Cyber attackers revealed new levels of ambition globally in 2016—a year marked by extraordinary attacks, including multi-million dollar virtual bank heists, overt attempts to disrupt the US electoral process by state sponsored groups, and some of the biggest distributed denial of service (DDoS) attacks powered by a botnet of IoT devices. Closer home, in the last 12 months more than ever before, there have been aggressive cyber attacks ranging from ransomware attacks to spam and bots menace. “Indians faced a total of 1,148 ransomware attacks per day—the highest in the region,” says Tarun Kaura, director, product management, Asia Pacific Japan, Symantec. In an interaction with Sudhir Chowdhary, he shares insights on the changing threat landscape. Excerpts:
What is the overall theme and key findings from the latest internet security threat report?
Analysis of data and attacks from 2016 show that attackers are using simple techniques, but with sometimes devastating results. There was an evident shift in targeted attacks from being economic espionage to politically motivated sabotage and subversion. Ransomware continued to evolve in the past year with 100 new ransomware families discovered, over three times more than what we observed in the last two years. High-profile attacks such as the DNC hacking, Shamoon sabotage attacks in the Middle East and even the Mirai IoT DDoS campaign which brought down many Cloud services, were all carried out using simple and refined tactics.
Why is there an increase in email-based attacks? Is there a tactic that stands out?
Attackers have moved away from web exploit kits in favour of email-based campaigns, particularly for the distribution of ransomware. Unlike exploit kits, email campaigns don’t require the use of exploits or additional backend infrastructure. Malicious emails were the weapon of choice for a wide range of cyber attacks during 2016, used by everyone from state-sponsored cyber espionage groups to mass-mailing ransomware gangs. While
globally, one in 131 emails sent were malicious, in India, one in 150 was malicious which is almost double of last year.
What are the industries most impacted by data breaches globally?
Symantec’s Internet Security Threat Report 2017 revealed that while the number of data breaches in 2016 remained steady compared to 2015, the number of identities stolen increased significantly. Almost 1.1 billion identities were stolen in 2016, a big jump from the 563.8 million stolen in 2015. The services sector was most impacted by data breaches than any other industry globally, with 452 incidents and 914,382,512 identities exposed. The largest number of breaches—248 incidents—took place within the business services sub-sector, which comprised 24.2% of all breaches in the year. Health was second on the list with 115 breaches or 11.2%.

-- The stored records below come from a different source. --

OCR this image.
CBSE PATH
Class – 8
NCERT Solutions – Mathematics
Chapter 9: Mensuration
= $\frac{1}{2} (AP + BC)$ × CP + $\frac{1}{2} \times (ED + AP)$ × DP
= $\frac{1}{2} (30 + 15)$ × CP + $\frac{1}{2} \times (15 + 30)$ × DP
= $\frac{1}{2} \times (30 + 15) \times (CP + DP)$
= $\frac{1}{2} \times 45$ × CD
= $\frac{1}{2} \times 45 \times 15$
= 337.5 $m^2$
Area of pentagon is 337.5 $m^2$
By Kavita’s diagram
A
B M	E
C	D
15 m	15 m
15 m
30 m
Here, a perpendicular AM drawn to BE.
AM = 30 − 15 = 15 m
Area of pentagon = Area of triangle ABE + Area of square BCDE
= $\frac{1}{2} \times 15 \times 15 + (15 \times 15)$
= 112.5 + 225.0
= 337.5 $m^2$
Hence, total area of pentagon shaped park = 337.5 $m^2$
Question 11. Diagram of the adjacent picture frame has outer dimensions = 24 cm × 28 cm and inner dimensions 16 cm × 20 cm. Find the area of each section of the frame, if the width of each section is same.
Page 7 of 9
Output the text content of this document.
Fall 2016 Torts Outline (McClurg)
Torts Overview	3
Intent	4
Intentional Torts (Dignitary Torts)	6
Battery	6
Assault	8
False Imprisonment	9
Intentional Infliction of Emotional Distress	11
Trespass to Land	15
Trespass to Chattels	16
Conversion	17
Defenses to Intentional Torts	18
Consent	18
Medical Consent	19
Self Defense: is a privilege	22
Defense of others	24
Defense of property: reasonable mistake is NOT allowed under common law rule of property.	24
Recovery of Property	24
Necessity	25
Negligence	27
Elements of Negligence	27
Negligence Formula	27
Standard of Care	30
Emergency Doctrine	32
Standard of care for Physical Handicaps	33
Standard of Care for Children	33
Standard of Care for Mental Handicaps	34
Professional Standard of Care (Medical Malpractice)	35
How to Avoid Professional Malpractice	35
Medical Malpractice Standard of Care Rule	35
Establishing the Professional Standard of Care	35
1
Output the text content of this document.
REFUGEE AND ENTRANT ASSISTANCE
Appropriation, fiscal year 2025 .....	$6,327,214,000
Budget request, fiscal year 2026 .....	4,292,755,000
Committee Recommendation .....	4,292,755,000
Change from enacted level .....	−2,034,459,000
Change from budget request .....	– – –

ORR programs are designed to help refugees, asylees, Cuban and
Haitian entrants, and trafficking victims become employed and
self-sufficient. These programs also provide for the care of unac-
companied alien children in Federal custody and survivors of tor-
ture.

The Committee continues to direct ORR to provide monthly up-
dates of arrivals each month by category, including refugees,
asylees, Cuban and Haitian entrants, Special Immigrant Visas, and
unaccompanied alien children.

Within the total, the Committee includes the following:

What are the best practices that Indian online users can consider for safeguarding themselves?
As attackers evolve, there are many steps businesses and consumers can take to protect themselves. As a starting point, Symantec recommends the following best practices:
Don’t get caught flat-footed: Use advanced threat intelligence solutions to help you find indicators of compromise and respond faster to incidents.
Prepare for the worst: Incident management ensures your security framework is optimised, measureable and repeatable, and that lessons learned improve your security posture. Consider adding a retainer with a third-party expert to help manage crises.
Go for multi-layered defense: Implement a multi-layered defence strategy that addresses attack vectors at the gateway, mail server and endpoint. This also should include two-factor authentication, intrusion detection or protection systems (IPS), website vulnerability malware protection, and web security gateway solutions throughout the network.
Change default passwords on your devices and services: Use strong and unique passwords for computers, IoT devices and Wi-Fi networks.
Keep operating system and software up to date: Software updates will frequently include patches for newly discovered security vulnerabilities that could be exploited by attackers.
Be extra careful on email: Email is one of the top infection methods. Delete any suspicious-looking email you receive, especially if they contain links and/or attachments.